Just before you hit menopause, you may experience pain and cramps in your pelvic area even when you’re not on your period. Muscle tissues are the building blocks of your uterus, and they can compress and cause an irritating experience, but you can always get a heating pad to ease the pain. If the pain is unbearable, then it’s advisable to see a doctor.
4. It’s not possible to get pregnant right before menopause.
It’s true that the older you get, the less likely you are to get pregnant. However, women still ovulate right before menopause even if they’ve missed a few periods. That goes to say that you should still use birth control after you’ve reached the age of 45.
You should be careful because it can be dangerous to get pregnant when you’re older, specifically for women who have certain illnesses.
5. Menopause is an illness.
Menopause is not an illness, it is just a chapter of your life like puberty is. It’s the beginning of the second half of your life and should be looked at positively.
6. If you’ve missed a few periods, you’re in menopause.
It takes one year of no periods to know for sure that you’ve hit menopause, so just wait it out or use birth control to avoid pregnancy. Over the course of 12 months, if one month you got your period, but missed a few throughout that year, then you can’t be sure whether you’ve reached menopause yet.
7. The symptoms of menopause last forever.
When you reach menopause, your estrogen levels plummet, and when this happens, it takes time for your body to get used to it because it all happens slowly. Even if symptoms persist, they definitely won’t be there forever!
Generally, the symptoms are most troublesome in the beginning (the first couple of years). They can last about 4 and a half years after your last period, and 7 years max. But just like with everything in life, each person is different — for some, it can take less time.

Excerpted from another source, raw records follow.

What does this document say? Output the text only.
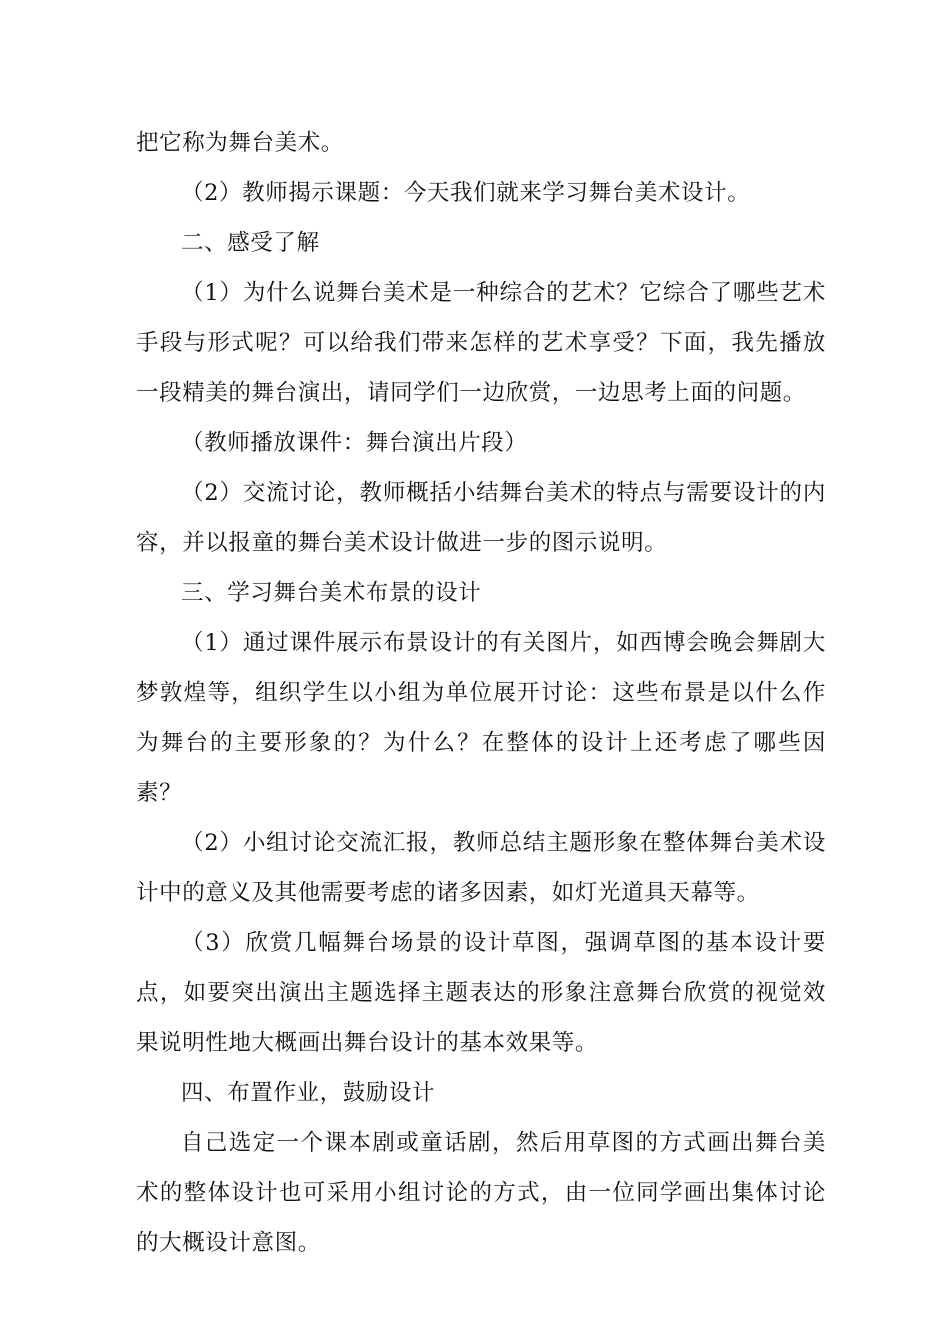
把它称为舞台美术。

（2）教师揭示课题：今天我们就来学习舞台美术设计。

二、感受了解

（1）为什么说舞台美术是一种综合的艺术？它综合了哪些艺术手段与形式呢？可以给我们带来怎样的艺术享受？下面，我先播放一段精美的舞台演出，请同学们一边欣赏，一边思考上面的问题。

（教师播放课件：舞台演出片段）

（2）交流讨论，教师概括小结舞台美术的特点与需要设计的内容，并以报童的舞台美术设计做进一步的图示说明。

三、学习舞台美术布景的设计

（1）通过课件展示布景设计的有关图片，如西博会晚会舞剧大梦敦煌等，组织学生以小组为单位展开讨论：这些布景是以什么作为舞台的主要形象的？为什么？在整体的设计上还考虑了哪些因素？

（2）小组讨论交流汇报，教师总结主题形象在整体舞台美术设计中的意义及其他需要考虑的诸多因素，如灯光道具天幕等。

（3）欣赏几幅舞台场景的设计草图，强调草图的基本设计要点，如要突出演出主题选择主题表达的形象注意舞台欣赏的视觉效果说明性地大概画出舞台设计的基本效果等。

四、布置作业，鼓励设计

自己选定一个课本剧或童话剧，然后用草图的方式画出舞台美术的整体设计也可采用小组讨论的方式，由一位同学画出集体讨论的大概设计意图。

8. Menopause causes depression.
There is a big difference between clinical depression and mood swings as a result of menopause. Clinical depression is a disorder and needs treatment, while a depressed mood is, you know, when you orbit around feelings of sadness.
If your mood swings are continuous, it’s important to take this matter seriously and consult a doctor for help.
9. It’s too late to get healthy once you reach menopause.
It’s always important to stay healthy — and get healthy, at any age. In order to do so, it’s a top priority to get plenty of vitamin D and calcium, decrease your use of substances and stop smoking, and make sure your mental and emotional health is on track.
10. Hormone replacement therapy causes heart disease and breast cancer.
One of the main reasons women are against hormone replacement therapy is because they believe that it may cause breast cancer, heart disease, or stroke.
However, a study conducted showed that women over 60 years old actually benefited greatly from hormone replacement therapy, and the women who aren’t taking this therapy before 60 have a greater risk of developing heart disease.